- Bookcases differ from bookshelves in that the back of the piece of furniture is enclosed. For pieces that are custom-made or that are easy to alter, this can offer an advantage when painting as homeowners can use a two-tone effect, painting the back of the bookcase in a color that complements the color of the shelves and front woodwork. If electrical cords need to pass through the back for lighting, computer peripheral cords or other accessories, assess whether a cutout is available or add one before loading the bookcase with items.
- In most cases, the shelves on both bookcases and bookshelves are adjustable. Both of the furnishings can have shelving made of wood or glass. For sturdiness, bookcases and bookshelves can both be mounted onto a wall.
- If they are not built in, bookcases can be arranged in a singular row along a wall or can be arranged on the side of other furnishings, such as one or two bookcases on either side of a desk. While they do not have the option of being built-in, bookshelves can have the same arrangement pattern of bookcases.

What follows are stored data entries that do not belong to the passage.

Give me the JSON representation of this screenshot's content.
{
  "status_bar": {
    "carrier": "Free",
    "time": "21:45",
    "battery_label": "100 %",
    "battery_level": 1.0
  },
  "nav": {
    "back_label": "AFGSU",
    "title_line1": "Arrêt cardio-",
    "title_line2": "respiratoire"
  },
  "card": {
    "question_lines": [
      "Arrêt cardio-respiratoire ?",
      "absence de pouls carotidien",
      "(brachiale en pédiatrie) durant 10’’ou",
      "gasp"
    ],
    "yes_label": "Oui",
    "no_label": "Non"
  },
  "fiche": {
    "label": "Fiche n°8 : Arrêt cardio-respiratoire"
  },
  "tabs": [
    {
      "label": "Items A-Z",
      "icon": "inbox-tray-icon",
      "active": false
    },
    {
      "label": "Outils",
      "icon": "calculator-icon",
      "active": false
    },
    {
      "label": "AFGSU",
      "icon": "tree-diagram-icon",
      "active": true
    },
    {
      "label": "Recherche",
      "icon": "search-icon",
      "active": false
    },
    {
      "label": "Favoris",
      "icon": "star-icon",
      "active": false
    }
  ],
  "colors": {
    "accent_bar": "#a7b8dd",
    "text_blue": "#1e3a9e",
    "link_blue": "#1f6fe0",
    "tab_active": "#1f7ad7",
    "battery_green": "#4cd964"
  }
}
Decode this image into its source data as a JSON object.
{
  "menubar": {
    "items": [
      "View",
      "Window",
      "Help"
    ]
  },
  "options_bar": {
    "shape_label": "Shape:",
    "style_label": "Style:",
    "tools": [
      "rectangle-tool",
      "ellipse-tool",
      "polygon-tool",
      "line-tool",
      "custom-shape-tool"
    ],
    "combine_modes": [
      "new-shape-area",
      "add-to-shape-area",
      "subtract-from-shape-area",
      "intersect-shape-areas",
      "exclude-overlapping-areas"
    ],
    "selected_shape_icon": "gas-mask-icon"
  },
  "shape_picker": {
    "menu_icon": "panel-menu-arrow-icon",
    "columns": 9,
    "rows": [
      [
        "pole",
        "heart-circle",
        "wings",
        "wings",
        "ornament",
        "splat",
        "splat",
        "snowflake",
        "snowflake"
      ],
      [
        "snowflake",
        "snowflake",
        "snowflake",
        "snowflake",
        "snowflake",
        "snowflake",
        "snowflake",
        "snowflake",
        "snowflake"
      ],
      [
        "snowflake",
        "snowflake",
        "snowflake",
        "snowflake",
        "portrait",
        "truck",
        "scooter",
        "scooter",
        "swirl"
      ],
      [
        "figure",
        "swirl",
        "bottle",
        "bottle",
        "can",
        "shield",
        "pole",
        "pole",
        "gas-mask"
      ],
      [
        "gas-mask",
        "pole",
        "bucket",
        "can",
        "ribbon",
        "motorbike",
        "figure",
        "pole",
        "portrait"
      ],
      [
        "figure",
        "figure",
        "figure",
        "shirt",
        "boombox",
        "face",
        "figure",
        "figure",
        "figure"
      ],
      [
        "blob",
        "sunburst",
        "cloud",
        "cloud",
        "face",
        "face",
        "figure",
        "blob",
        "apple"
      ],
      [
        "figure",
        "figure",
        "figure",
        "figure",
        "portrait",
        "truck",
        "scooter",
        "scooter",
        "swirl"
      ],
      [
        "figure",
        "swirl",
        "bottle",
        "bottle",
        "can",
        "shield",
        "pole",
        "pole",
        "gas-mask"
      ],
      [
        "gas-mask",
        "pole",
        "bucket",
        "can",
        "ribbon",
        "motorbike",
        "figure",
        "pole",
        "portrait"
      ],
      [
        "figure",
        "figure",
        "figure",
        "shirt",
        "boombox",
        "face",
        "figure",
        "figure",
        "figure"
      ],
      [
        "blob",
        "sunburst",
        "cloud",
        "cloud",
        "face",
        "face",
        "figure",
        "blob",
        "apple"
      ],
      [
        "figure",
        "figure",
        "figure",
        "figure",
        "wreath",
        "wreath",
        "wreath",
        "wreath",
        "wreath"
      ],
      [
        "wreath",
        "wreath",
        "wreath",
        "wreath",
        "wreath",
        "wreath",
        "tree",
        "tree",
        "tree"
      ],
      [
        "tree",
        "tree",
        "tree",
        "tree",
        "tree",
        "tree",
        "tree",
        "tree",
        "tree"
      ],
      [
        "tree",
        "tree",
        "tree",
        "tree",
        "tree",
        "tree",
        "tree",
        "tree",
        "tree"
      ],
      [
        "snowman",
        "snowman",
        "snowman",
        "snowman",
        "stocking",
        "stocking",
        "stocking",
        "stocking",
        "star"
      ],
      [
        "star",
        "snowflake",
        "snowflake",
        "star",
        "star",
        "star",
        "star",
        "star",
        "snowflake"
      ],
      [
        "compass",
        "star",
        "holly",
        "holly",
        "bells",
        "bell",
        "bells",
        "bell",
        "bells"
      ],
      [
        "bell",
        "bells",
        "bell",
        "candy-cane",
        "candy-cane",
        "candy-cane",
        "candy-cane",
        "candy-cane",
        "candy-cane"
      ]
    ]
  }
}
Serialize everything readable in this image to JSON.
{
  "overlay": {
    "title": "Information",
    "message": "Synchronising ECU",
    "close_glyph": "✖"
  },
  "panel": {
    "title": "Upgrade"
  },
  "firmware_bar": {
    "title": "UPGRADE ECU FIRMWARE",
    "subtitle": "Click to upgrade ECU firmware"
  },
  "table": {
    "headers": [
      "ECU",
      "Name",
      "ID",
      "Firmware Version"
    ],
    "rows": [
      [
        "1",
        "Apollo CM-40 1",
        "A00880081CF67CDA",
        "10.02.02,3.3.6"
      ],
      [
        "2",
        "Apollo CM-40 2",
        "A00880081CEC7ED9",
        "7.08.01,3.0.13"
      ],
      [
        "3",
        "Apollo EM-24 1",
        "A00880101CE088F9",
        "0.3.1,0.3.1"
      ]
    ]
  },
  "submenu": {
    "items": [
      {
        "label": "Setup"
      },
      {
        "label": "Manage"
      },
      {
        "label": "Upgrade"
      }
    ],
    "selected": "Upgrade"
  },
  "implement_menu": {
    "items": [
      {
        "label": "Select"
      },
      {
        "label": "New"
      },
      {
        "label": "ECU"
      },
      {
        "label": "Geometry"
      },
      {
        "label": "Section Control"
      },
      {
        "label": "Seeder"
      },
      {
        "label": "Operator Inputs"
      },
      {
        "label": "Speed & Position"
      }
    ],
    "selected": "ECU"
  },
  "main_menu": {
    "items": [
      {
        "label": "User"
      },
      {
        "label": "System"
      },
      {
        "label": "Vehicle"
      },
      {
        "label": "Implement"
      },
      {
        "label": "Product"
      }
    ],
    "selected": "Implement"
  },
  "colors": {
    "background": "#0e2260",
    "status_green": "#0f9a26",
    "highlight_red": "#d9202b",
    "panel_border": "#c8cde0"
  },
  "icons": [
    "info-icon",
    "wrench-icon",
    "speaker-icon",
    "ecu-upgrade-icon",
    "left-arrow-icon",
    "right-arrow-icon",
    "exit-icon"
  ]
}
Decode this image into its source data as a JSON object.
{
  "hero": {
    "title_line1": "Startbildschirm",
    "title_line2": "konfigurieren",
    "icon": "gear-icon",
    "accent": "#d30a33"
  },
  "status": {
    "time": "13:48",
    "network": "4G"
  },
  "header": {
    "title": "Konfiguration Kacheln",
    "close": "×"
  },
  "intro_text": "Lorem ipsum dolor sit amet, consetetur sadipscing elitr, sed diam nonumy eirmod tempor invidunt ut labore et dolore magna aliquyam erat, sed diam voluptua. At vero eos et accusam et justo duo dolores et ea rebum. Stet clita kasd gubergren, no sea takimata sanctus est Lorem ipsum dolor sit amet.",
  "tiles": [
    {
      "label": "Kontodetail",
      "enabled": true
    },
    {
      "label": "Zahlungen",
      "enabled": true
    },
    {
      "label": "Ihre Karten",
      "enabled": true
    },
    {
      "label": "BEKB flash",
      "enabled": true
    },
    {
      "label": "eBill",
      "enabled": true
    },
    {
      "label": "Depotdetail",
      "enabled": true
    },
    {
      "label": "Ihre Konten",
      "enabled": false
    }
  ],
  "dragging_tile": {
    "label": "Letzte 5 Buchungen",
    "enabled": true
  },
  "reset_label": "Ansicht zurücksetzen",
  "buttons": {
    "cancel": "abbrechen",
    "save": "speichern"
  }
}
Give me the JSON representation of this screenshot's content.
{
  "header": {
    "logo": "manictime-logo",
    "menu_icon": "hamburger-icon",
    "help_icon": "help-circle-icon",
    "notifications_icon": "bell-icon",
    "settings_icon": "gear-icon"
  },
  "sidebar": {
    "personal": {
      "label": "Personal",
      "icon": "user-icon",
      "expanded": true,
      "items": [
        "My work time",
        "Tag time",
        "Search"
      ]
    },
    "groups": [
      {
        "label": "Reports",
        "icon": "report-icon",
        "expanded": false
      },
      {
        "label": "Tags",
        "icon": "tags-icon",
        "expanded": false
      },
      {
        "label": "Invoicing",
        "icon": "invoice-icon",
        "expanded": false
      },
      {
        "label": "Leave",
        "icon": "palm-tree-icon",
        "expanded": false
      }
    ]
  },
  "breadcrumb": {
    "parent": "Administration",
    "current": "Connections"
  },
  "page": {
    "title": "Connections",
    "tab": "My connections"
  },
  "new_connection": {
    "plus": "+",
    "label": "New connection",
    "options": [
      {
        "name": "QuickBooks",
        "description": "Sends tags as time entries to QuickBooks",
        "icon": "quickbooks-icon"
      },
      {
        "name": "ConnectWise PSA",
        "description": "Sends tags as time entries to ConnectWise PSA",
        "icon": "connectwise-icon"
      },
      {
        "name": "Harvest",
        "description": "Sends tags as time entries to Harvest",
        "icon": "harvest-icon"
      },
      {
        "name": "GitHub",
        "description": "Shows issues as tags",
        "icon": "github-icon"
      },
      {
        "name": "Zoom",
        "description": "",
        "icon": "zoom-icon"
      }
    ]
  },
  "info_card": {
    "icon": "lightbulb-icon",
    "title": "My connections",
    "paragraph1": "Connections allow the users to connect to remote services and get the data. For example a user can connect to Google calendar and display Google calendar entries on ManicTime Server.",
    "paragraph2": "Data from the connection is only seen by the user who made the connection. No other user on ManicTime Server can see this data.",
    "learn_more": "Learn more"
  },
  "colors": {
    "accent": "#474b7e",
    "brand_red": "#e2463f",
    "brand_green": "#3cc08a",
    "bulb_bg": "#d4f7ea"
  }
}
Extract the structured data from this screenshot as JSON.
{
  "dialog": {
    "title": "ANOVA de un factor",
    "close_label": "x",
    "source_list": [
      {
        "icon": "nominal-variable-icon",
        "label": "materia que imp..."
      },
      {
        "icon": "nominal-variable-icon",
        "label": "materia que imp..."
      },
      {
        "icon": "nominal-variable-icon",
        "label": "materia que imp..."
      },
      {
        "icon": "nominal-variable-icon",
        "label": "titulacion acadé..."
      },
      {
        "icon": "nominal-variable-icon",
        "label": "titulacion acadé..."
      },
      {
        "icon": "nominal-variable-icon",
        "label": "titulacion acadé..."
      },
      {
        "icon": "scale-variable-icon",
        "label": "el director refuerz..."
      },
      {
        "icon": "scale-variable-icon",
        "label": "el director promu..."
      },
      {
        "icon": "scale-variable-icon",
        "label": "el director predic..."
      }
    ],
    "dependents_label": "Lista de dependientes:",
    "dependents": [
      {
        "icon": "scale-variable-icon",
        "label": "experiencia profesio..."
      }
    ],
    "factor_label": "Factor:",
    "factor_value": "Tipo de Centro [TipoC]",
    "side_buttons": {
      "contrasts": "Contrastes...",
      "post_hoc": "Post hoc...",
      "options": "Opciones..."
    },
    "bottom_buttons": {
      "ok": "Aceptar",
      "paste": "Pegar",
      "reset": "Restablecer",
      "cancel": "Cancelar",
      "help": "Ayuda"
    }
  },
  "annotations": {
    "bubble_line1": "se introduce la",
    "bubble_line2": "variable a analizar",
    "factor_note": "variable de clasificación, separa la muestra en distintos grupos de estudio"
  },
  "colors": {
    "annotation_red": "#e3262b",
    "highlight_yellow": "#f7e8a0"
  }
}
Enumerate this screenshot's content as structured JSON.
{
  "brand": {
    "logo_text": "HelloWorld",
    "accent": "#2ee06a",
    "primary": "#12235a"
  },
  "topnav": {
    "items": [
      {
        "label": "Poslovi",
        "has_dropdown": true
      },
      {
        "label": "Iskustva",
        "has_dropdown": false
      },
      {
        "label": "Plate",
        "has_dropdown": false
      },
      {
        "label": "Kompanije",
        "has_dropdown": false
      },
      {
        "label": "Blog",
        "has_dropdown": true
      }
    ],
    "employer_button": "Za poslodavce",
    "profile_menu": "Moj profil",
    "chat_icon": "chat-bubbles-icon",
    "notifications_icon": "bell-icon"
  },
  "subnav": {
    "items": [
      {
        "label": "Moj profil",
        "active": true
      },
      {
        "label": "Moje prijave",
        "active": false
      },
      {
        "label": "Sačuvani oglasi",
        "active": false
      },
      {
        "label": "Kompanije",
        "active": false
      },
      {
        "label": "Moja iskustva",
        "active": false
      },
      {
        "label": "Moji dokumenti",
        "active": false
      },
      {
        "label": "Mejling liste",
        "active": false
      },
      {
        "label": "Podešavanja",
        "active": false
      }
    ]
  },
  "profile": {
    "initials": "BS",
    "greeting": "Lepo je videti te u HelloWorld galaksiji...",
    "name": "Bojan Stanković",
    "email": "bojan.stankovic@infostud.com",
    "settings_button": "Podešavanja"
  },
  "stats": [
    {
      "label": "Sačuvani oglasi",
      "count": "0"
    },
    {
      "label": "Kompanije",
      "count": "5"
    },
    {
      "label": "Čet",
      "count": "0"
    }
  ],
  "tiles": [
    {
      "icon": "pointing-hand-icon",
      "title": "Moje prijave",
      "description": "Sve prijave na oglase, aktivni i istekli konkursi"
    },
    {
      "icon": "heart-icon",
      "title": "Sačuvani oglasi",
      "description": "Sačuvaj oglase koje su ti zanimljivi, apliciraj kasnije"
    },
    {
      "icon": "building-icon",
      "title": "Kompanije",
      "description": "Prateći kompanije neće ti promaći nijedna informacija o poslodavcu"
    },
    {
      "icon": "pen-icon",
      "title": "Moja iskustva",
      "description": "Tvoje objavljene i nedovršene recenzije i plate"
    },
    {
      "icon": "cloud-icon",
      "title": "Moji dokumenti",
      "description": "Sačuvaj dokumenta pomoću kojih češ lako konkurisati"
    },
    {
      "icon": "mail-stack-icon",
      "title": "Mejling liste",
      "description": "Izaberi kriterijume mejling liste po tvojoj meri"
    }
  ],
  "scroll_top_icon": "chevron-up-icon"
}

- Bookshelves are available in a variety of styles, including leaning or ladder, which are ideal for spaces like dorm rooms or rental units where attaching pieces to the wall is discouraged. Corner bookshelves help free up usable space in a room and make better use for storage that’s often overlooked. The slender height of tower bookshelves break up the height of tall rooms. Next to the traditional open-shelf bookcase is the barrister bookcase, which features a glass door over the front of each shelf.